Researchers randomly selected 20 individuals from a cohort of 118 healthy Japanese participants, grouped them by H. pylori status (10 positive, 10 negative). CYP2C19 genotypes — extensive metabolizer (EM) and intermediate or poor metabolizer (IM/PM) — were identified and represented equally for each group. Patients received 100 mg aspirin plus 75 mg clopidogrel (AC) once daily or AC plus 20 mg famotidine (ACH) twice daily for 7 days. Mucosal injury was evaluated by endoscopy on days 3 and 7 and 24-hour intragastric pH and antiplatelet-function test was done on day 7.

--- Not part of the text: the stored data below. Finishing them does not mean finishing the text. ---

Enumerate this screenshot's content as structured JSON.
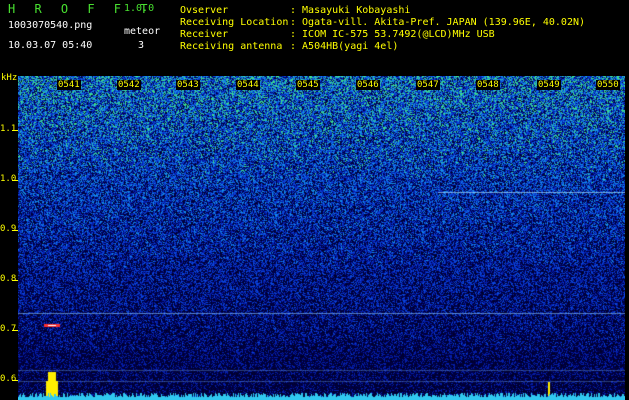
{
  "app": {
    "name": "H R O F F T",
    "version": "1.0.0"
  },
  "file": {
    "name": "1003070540.png",
    "datetime": "10.03.07 05:40"
  },
  "meteor": {
    "label": "meteor",
    "count": "3"
  },
  "info": {
    "observer_label": "Ovserver",
    "observer_value": ": Masayuki Kobayashi",
    "location_label": "Receiving Location",
    "location_value": ": Ogata-vill. Akita-Pref. JAPAN (139.96E, 40.02N)",
    "receiver_label": "Receiver",
    "receiver_value": ": ICOM IC-575 53.7492(@LCD)MHz USB",
    "antenna_label": "Receiving antenna",
    "antenna_value": ": A504HB(yagi 4el)"
  },
  "axis": {
    "y_unit": "kHz",
    "y_ticks": [
      "1.1",
      "1.0",
      "0.9",
      "0.8",
      "0.7",
      "0.6"
    ],
    "x_ticks": [
      "0541",
      "0542",
      "0543",
      "0544",
      "0545",
      "0546",
      "0547",
      "0548",
      "0549",
      "0550"
    ]
  },
  "colors": {
    "accent_green": "#48e030",
    "axis_yellow": "#ffff00",
    "background": "#000000"
  }
}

Day 7 median 24-hour intragastric pH in AC was 1.7 (1-4.3) vs. 3.6 (1.8-7.4) in ACH (P<.01). Day 7 median pH in ACH was similar between EM and IM/PM genotypes and was higher in H. pylori-positive compared with negative subjects (P=.034). Mucosal injury with ACH decreased in both day 3 (P=.006) and 7 (P=.002) compared with AC, irrespective of H. pylori and CYP2C19 genotype (P<.05). Antiplatelet effect of clopidogrel in EM was significantly greater than in IM/PM, but the additional famotidine had no influence, the researchers wrote.

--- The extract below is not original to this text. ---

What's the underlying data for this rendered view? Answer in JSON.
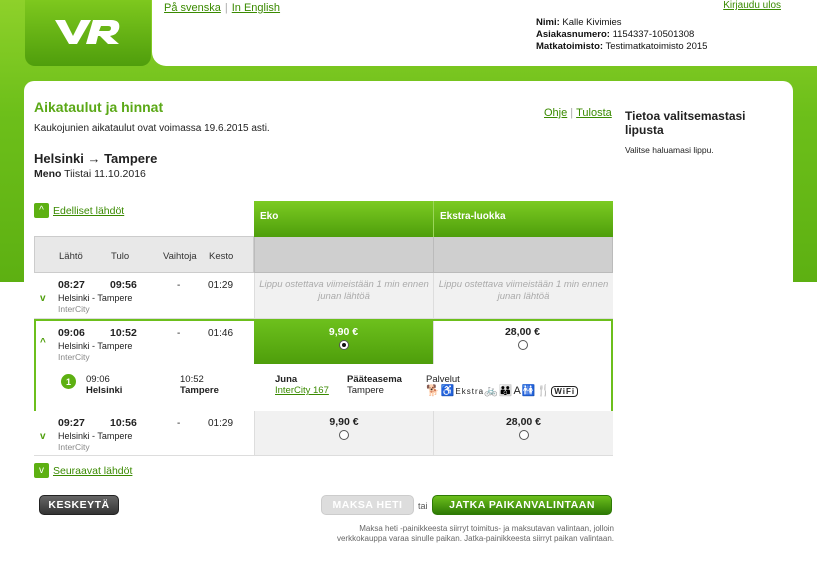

“We demonstrated that famotidine is effective for the prevention of dual antiplatelet therapy-induced gastric mucosal injury and bleeding,” the researchers concluded. “Although a PPI rather than an H2RA is usually recommended … the present study demonstrated that famotidine treatment … effectively prevented gastric mucosal injury without attenuation of antiplatelet functions. In view of this efficacy, and less expensive cost, we have to investigate the clinical usefulness of famotidine in future prospective studies in a larger population.”
Disclosure: First Department of Medicine and The Center for Clinical Research at Hamamatsu University School of Medicine have received grants from Takedo Pharmaceutical, AstraZeneca KK, Eisai, and Daiichi-Sankyo.